At least that is what people feared when they found bared arms and faces of models on billboards defaced in Super Market during Eid shopping spree.
Nobody saw who did it but thoughts went back to religious activists, mainly seminary students, who did the same during the Lal Masjid-inspired heady ‘islah’ (reform) campaign in the federal capital eight years ago.
However, like then, neither the advertisers nor their clients have felt reporting the vandalism to the police or the Capital Development Authority (CDA).
But privately, and guardedly, many have expressed despair at the possible return of the moral brigades.
“I cannot understand what anybody will gain by causing loss to me,” said Sohail Shah, the advertiser of two of the three billboards disfigured at the Super Market.
“It will cost me Rs10,000 to change the smeared reflector screen,” he added. “Insurance is not available against vandalism and charging clients would be unreasonable and damaging to my business.”
Sobia Amir, the owner of a salon, said her ‘well-wishers’ blamed the act on right-wing students, but felt “not much can be done about it.”

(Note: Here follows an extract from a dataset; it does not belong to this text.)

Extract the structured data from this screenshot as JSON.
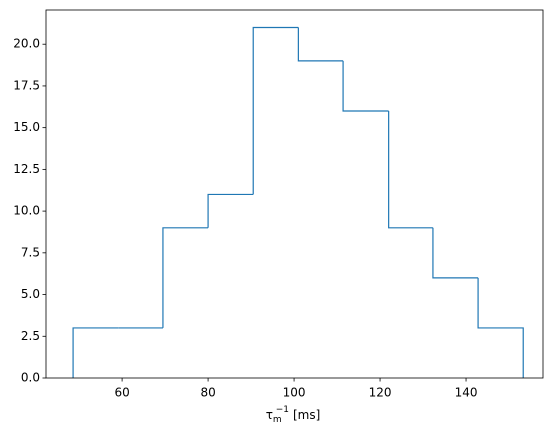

Like most business persons of the city, she was reluctant to dwell any further on the subject out of fear of “firebrand clerics.”

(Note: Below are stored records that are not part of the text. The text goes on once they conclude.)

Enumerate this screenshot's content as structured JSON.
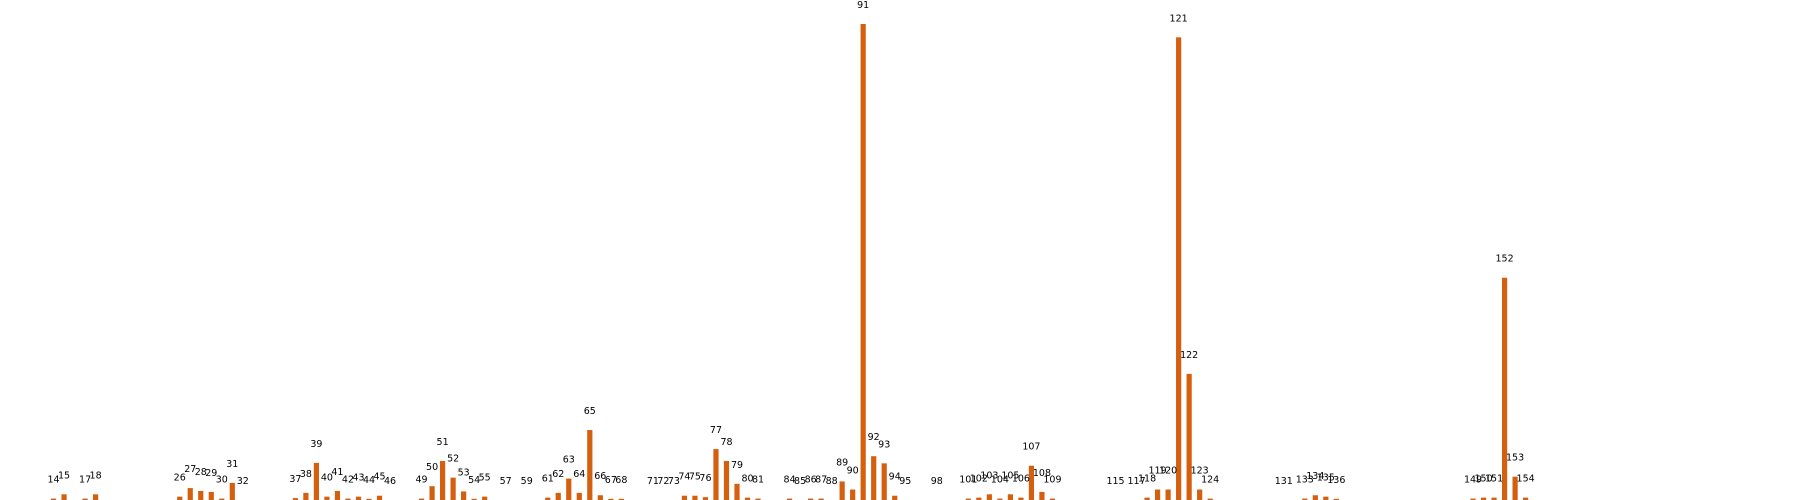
{
  "chart_data": {
    "type": "bar",
    "title": "",
    "xlabel": "",
    "ylabel": "",
    "grid": false,
    "bar_color": "#d4600f",
    "x_range": [
      11,
      180
    ],
    "ylim": [
      0,
      1.0
    ],
    "points": [
      {
        "x": 14,
        "label": "14",
        "value": 0.003
      },
      {
        "x": 15,
        "label": "15",
        "value": 0.012
      },
      {
        "x": 17,
        "label": "17",
        "value": 0.003
      },
      {
        "x": 18,
        "label": "18",
        "value": 0.012
      },
      {
        "x": 26,
        "label": "26",
        "value": 0.007
      },
      {
        "x": 27,
        "label": "27",
        "value": 0.025
      },
      {
        "x": 28,
        "label": "28",
        "value": 0.019
      },
      {
        "x": 29,
        "label": "29",
        "value": 0.017
      },
      {
        "x": 30,
        "label": "30",
        "value": 0.003
      },
      {
        "x": 31,
        "label": "31",
        "value": 0.036
      },
      {
        "x": 32,
        "label": "32",
        "value": 0.0
      },
      {
        "x": 37,
        "label": "37",
        "value": 0.004
      },
      {
        "x": 38,
        "label": "38",
        "value": 0.015
      },
      {
        "x": 39,
        "label": "39",
        "value": 0.078
      },
      {
        "x": 40,
        "label": "40",
        "value": 0.007
      },
      {
        "x": 41,
        "label": "41",
        "value": 0.019
      },
      {
        "x": 42,
        "label": "42",
        "value": 0.003
      },
      {
        "x": 43,
        "label": "43",
        "value": 0.007
      },
      {
        "x": 44,
        "label": "44",
        "value": 0.002
      },
      {
        "x": 45,
        "label": "45",
        "value": 0.009
      },
      {
        "x": 46,
        "label": "46",
        "value": 0.0
      },
      {
        "x": 49,
        "label": "49",
        "value": 0.003
      },
      {
        "x": 50,
        "label": "50",
        "value": 0.029
      },
      {
        "x": 51,
        "label": "51",
        "value": 0.082
      },
      {
        "x": 52,
        "label": "52",
        "value": 0.047
      },
      {
        "x": 53,
        "label": "53",
        "value": 0.018
      },
      {
        "x": 54,
        "label": "54",
        "value": 0.002
      },
      {
        "x": 55,
        "label": "55",
        "value": 0.007
      },
      {
        "x": 57,
        "label": "57",
        "value": 0.0
      },
      {
        "x": 59,
        "label": "59",
        "value": 0.0
      },
      {
        "x": 61,
        "label": "61",
        "value": 0.005
      },
      {
        "x": 62,
        "label": "62",
        "value": 0.015
      },
      {
        "x": 63,
        "label": "63",
        "value": 0.045
      },
      {
        "x": 64,
        "label": "64",
        "value": 0.015
      },
      {
        "x": 65,
        "label": "65",
        "value": 0.147
      },
      {
        "x": 66,
        "label": "66",
        "value": 0.01
      },
      {
        "x": 67,
        "label": "67",
        "value": 0.002
      },
      {
        "x": 68,
        "label": "68",
        "value": 0.002
      },
      {
        "x": 71,
        "label": "71",
        "value": 0.0
      },
      {
        "x": 72,
        "label": "72",
        "value": 0.0
      },
      {
        "x": 73,
        "label": "73",
        "value": 0.0
      },
      {
        "x": 74,
        "label": "74",
        "value": 0.009
      },
      {
        "x": 75,
        "label": "75",
        "value": 0.009
      },
      {
        "x": 76,
        "label": "76",
        "value": 0.006
      },
      {
        "x": 77,
        "label": "77",
        "value": 0.107
      },
      {
        "x": 78,
        "label": "78",
        "value": 0.082
      },
      {
        "x": 79,
        "label": "79",
        "value": 0.034
      },
      {
        "x": 80,
        "label": "80",
        "value": 0.005
      },
      {
        "x": 81,
        "label": "81",
        "value": 0.003
      },
      {
        "x": 84,
        "label": "84",
        "value": 0.003
      },
      {
        "x": 85,
        "label": "85",
        "value": 0.0
      },
      {
        "x": 86,
        "label": "86",
        "value": 0.003
      },
      {
        "x": 87,
        "label": "87",
        "value": 0.003
      },
      {
        "x": 88,
        "label": "88",
        "value": 0.0
      },
      {
        "x": 89,
        "label": "89",
        "value": 0.039
      },
      {
        "x": 90,
        "label": "90",
        "value": 0.022
      },
      {
        "x": 91,
        "label": "91",
        "value": 1.0
      },
      {
        "x": 92,
        "label": "92",
        "value": 0.092
      },
      {
        "x": 93,
        "label": "93",
        "value": 0.077
      },
      {
        "x": 94,
        "label": "94",
        "value": 0.009
      },
      {
        "x": 95,
        "label": "95",
        "value": 0.0
      },
      {
        "x": 98,
        "label": "98",
        "value": 0.0
      },
      {
        "x": 101,
        "label": "101",
        "value": 0.003
      },
      {
        "x": 102,
        "label": "102",
        "value": 0.005
      },
      {
        "x": 103,
        "label": "103",
        "value": 0.012
      },
      {
        "x": 104,
        "label": "104",
        "value": 0.003
      },
      {
        "x": 105,
        "label": "105",
        "value": 0.012
      },
      {
        "x": 106,
        "label": "106",
        "value": 0.005
      },
      {
        "x": 107,
        "label": "107",
        "value": 0.072
      },
      {
        "x": 108,
        "label": "108",
        "value": 0.017
      },
      {
        "x": 109,
        "label": "109",
        "value": 0.003
      },
      {
        "x": 115,
        "label": "115",
        "value": 0.0
      },
      {
        "x": 117,
        "label": "117",
        "value": 0.0
      },
      {
        "x": 118,
        "label": "118",
        "value": 0.005
      },
      {
        "x": 119,
        "label": "119",
        "value": 0.022
      },
      {
        "x": 120,
        "label": "120",
        "value": 0.022
      },
      {
        "x": 121,
        "label": "121",
        "value": 0.972
      },
      {
        "x": 122,
        "label": "122",
        "value": 0.265
      },
      {
        "x": 123,
        "label": "123",
        "value": 0.022
      },
      {
        "x": 124,
        "label": "124",
        "value": 0.003
      },
      {
        "x": 131,
        "label": "131",
        "value": 0.0
      },
      {
        "x": 133,
        "label": "133",
        "value": 0.003
      },
      {
        "x": 134,
        "label": "134",
        "value": 0.01
      },
      {
        "x": 135,
        "label": "135",
        "value": 0.007
      },
      {
        "x": 136,
        "label": "136",
        "value": 0.002
      },
      {
        "x": 149,
        "label": "149",
        "value": 0.003
      },
      {
        "x": 150,
        "label": "150",
        "value": 0.005
      },
      {
        "x": 151,
        "label": "151",
        "value": 0.005
      },
      {
        "x": 152,
        "label": "152",
        "value": 0.467
      },
      {
        "x": 153,
        "label": "153",
        "value": 0.049
      },
      {
        "x": 154,
        "label": "154",
        "value": 0.005
      }
    ]
  }
}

Because the billboards were disfigured in the vicinity of a girls’ college, a cloth merchant of Super Market said, “it is possible that by striking in the heart of the city at the dead of night the vandals wanted wider coverage to their message.”
The owner of a shopping plaza, Iskander Khan, observed that madressah students indulge in such “hooliganism” to try to enforce the attire their teachers consider proper for women.
“Islamabad has no culture of hooliganism. Such incidents are rare and young Taliban are usually behind them in an effort to enforce their sharia on us,” he said, tracing the incidents to the street marches by the “female brigades” of Lal Masjid in 2007.
“We all remember the mild harassment students of big and small seminaries in F-7, F-6 and E-7 resorted to, armed with sticks, in various city markets that year,” recalled Muzamil Sabri, the president of Islamabad Chamber of Commerce and Industry.
He said the ICCI felt concerned at the loss individual advertisers have suffered but more so for the fear syndrome that the incidents portend for the business environment in the city.
“They don’t seem to be as belligerent this time though, as the defacing (of the advertisements) took place in the dark of night,” he added.
Perhaps the last such act in the city was reported in F-10 area in 2012.
Unlike in the past, the vandals did not leave behind such messages in their latest act of hooliganism as “fahashi, bayhayi band karo” (stop vulgarity, immorality).”
Members of the business community feel the authorities need to take notice of this practice before it spreads. “Our union leaders should take it up with them and the police,” said a businessman in Super Market who too did not wish to be named.
“Madressah students live in a different world. We don’t want to engage them,” he said. “But the police can request their teachers to restrain them from uncivil behaviour.”
An officer of the Kohsar police station, on the other hand, said, “We don’t act on our own but on an FIR which only people who feel hurt by an action can lodge.”
Although he acknowledged that “religious elements are usually behind such incidents”, he said people avoid registering an FIR against them.
When Dawn contacted the managements of Jamia Fareedia in E-7, Jamia Muhammadia F-6, Taleemul Quran F-7 and another seminary in F-6, all refused to comment, saying “the relevant persons” were away on Eid holidays.
However, an official of a small seminary in F-6 shot back at the query regarding the defacing: “Do you want to see Muslim women in such a state? There should be a ban on such nakedness because it is a conspiracy of the West against Islam.”